Uma moeda digital oficial e centralizada

Isso significa que ele é emitido e garantido pelo Banco Central do Brasil, com o mesmo valor do real físico. A principal diferença entre o Drex e os saldos que temos em contas bancárias é que o Drex é uma obrigação direta do Banco Central, enquanto o saldo da sua conta é uma obrigação do banco comercial.

Leia mais: Pix abre caminho para o Drex, a moeda digital do Brasil

Como o Drex difere de criptomoedas e stablecoins?

  • Não é uma criptomoeda: O Drex é centralizado. Criptomoedas como Bitcoin operam em redes descentralizadas, fora do controle de governos.
  • Não é uma stablecoin: Stablecoins são tokens privados atrelados ao valor de moedas fiduciárias.

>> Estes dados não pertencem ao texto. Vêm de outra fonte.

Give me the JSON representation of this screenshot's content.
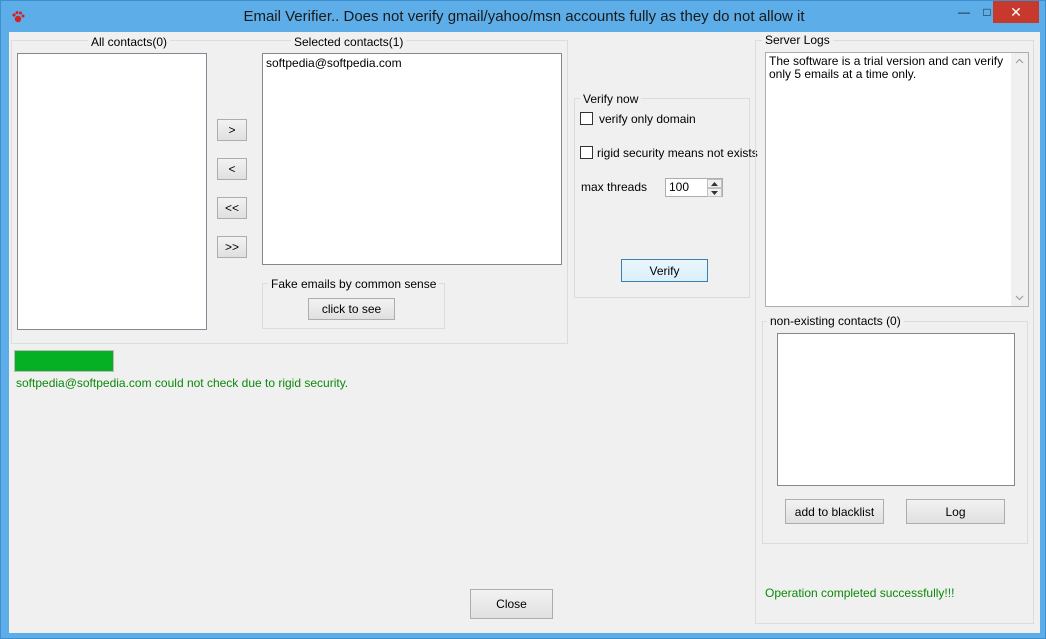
{
  "window": {
    "title": "Email Verifier.. Does not verify gmail/yahoo/msn accounts fully  as they do not allow it",
    "close_glyph": "✕",
    "maximize_glyph": "□",
    "minimize_glyph": "—"
  },
  "contacts": {
    "all_label": "All contacts(0)",
    "selected_label": "Selected contacts(1)",
    "selected_items": [
      "softpedia@softpedia.com"
    ],
    "move_right_label": ">",
    "move_left_label": "<",
    "move_all_left_label": "<<",
    "move_all_right_label": ">>"
  },
  "fake_emails": {
    "group_label": "Fake emails by common sense",
    "button_label": "click to see"
  },
  "verify": {
    "group_label": "Verify now",
    "only_domain_label": "verify only domain",
    "only_domain_checked": false,
    "rigid_security_label": "rigid security means not exists",
    "rigid_security_checked": false,
    "max_threads_label": "max threads",
    "max_threads_value": "100",
    "button_label": "Verify"
  },
  "progress": {
    "fraction": 1.0,
    "color": "#06b025"
  },
  "status_message": "softpedia@softpedia.com could not check due to rigid security.",
  "server_logs": {
    "label": "Server Logs",
    "text": "The software is a trial version and can verify only 5 emails at a time only."
  },
  "non_existing": {
    "group_label": "non-existing contacts (0)",
    "add_blacklist_label": "add to blacklist",
    "log_label": "Log"
  },
  "operation_status": "Operation completed successfully!!!",
  "close_button_label": "Close",
  "colors": {
    "title_bar": "#5dade8",
    "close_button": "#c7392d",
    "status_green": "#0a8a0a"
  }
}
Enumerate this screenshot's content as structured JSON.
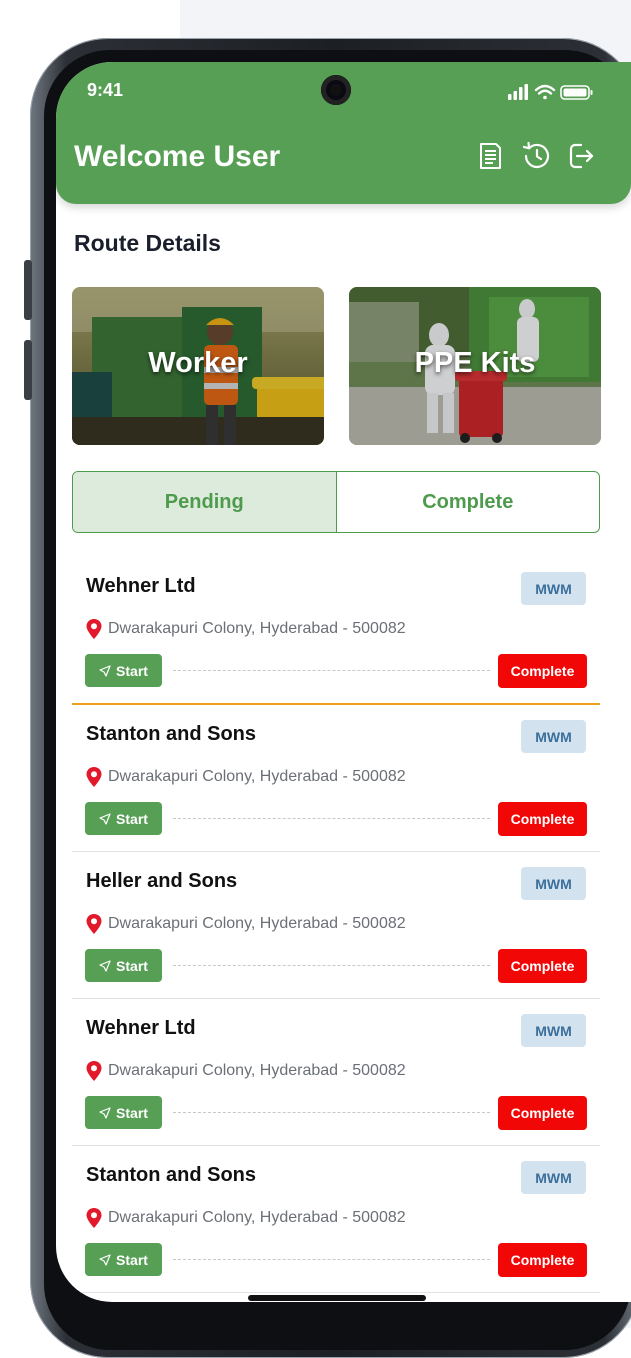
{
  "status_bar": {
    "time": "9:41"
  },
  "header": {
    "title": "Welcome User",
    "icons": [
      "notes-icon",
      "history-icon",
      "logout-icon"
    ]
  },
  "route": {
    "section_title": "Route Details",
    "cards": [
      {
        "label": "Worker",
        "image": "worker-photo"
      },
      {
        "label": "PPE Kits",
        "image": "ppe-kits-photo"
      }
    ]
  },
  "tabs": [
    {
      "label": "Pending",
      "active": true
    },
    {
      "label": "Complete",
      "active": false
    }
  ],
  "items": [
    {
      "name": "Wehner Ltd",
      "badge": "MWM",
      "address": "Dwarakapuri Colony, Hyderabad - 500082",
      "start_label": "Start",
      "complete_label": "Complete"
    },
    {
      "name": "Stanton and Sons",
      "badge": "MWM",
      "address": "Dwarakapuri Colony, Hyderabad - 500082",
      "start_label": "Start",
      "complete_label": "Complete"
    },
    {
      "name": "Heller and Sons",
      "badge": "MWM",
      "address": "Dwarakapuri Colony, Hyderabad - 500082",
      "start_label": "Start",
      "complete_label": "Complete"
    },
    {
      "name": "Wehner Ltd",
      "badge": "MWM",
      "address": "Dwarakapuri Colony, Hyderabad - 500082",
      "start_label": "Start",
      "complete_label": "Complete"
    },
    {
      "name": "Stanton and Sons",
      "badge": "MWM",
      "address": "Dwarakapuri Colony, Hyderabad - 500082",
      "start_label": "Start",
      "complete_label": "Complete"
    }
  ],
  "colors": {
    "header_green": "#589f56",
    "start_green": "#579f55",
    "complete_red": "#f20707",
    "badge_bg": "#d3e2ef",
    "badge_text": "#3b6f9c",
    "pin_red": "#e2182b",
    "active_divider": "#f0a11e"
  }
}
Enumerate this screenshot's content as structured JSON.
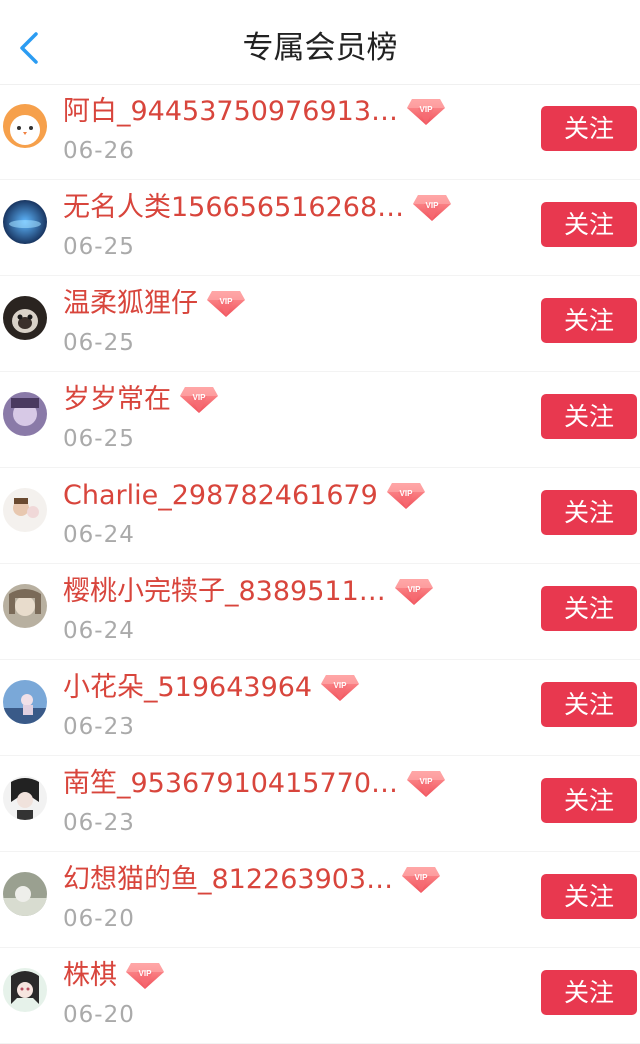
{
  "header": {
    "title": "专属会员榜",
    "back_icon": "chevron-left-icon",
    "accent_color": "#2b9cf2"
  },
  "colors": {
    "name": "#d8453c",
    "date": "#aaaaaa",
    "follow_bg": "#e8384f",
    "follow_text": "#ffffff"
  },
  "vip_badge_text": "VIP",
  "members": [
    {
      "name": "阿白_94453750976913…",
      "date": "06-26",
      "follow_label": "关注"
    },
    {
      "name": "无名人类156656516268…",
      "date": "06-25",
      "follow_label": "关注"
    },
    {
      "name": "温柔狐狸仔",
      "date": "06-25",
      "follow_label": "关注"
    },
    {
      "name": "岁岁常在",
      "date": "06-25",
      "follow_label": "关注"
    },
    {
      "name": "Charlie_298782461679",
      "date": "06-24",
      "follow_label": "关注"
    },
    {
      "name": "樱桃小完犊子_8389511…",
      "date": "06-24",
      "follow_label": "关注"
    },
    {
      "name": "小花朵_519643964",
      "date": "06-23",
      "follow_label": "关注"
    },
    {
      "name": "南笙_95367910415770…",
      "date": "06-23",
      "follow_label": "关注"
    },
    {
      "name": "幻想猫的鱼_812263903…",
      "date": "06-20",
      "follow_label": "关注"
    },
    {
      "name": "株棋",
      "date": "06-20",
      "follow_label": "关注"
    }
  ]
}
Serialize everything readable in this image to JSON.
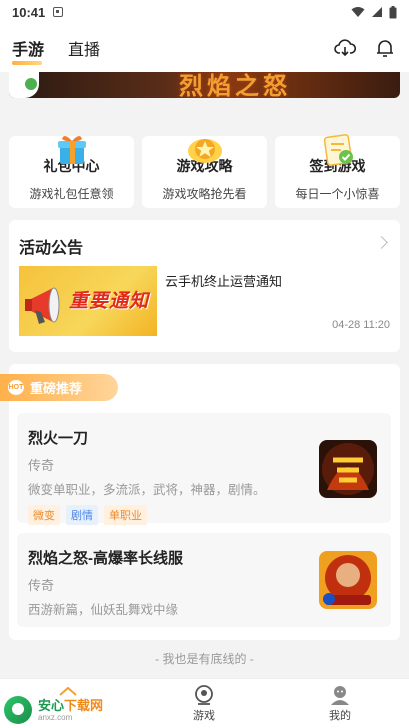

Como vai funcionar o Drex na prática?

Arquitetura em dois níveis

O Banco Central desenhou um sistema de dois níveis para equilibrar inovação com estabilidade financeira:

Drex Atacado

  • Serve como meio de liquidação para as transações da nova plataforma Drex.
  • Funciona como uma reserva bancária digital.

Real Tokenizado

  • Esta é a forma com a qual os cidadãos terão contato.
  • Emitido por bancos e instituições de pagamento, sempre pareado 1:1 com reais depositados.
  • Operado por meio de carteiras digitais.

Tecnologia envolvida

O Drex usa Hyperledger Besu, uma tecnologia de registro distribuído (DLT), em uma rede permissionada — controlada, mas com transparência e auditabilidade.

O que o Drex traz de novo?

Contratos Inteligentes (Smart Contracts)

  • São códigos que executam automaticamente acordos financeiros.
  • Exemplo: Na compra de um carro, o contrato libera o dinheiro para o vendedor apenas quando o documento do veículo for transferido para o comprador.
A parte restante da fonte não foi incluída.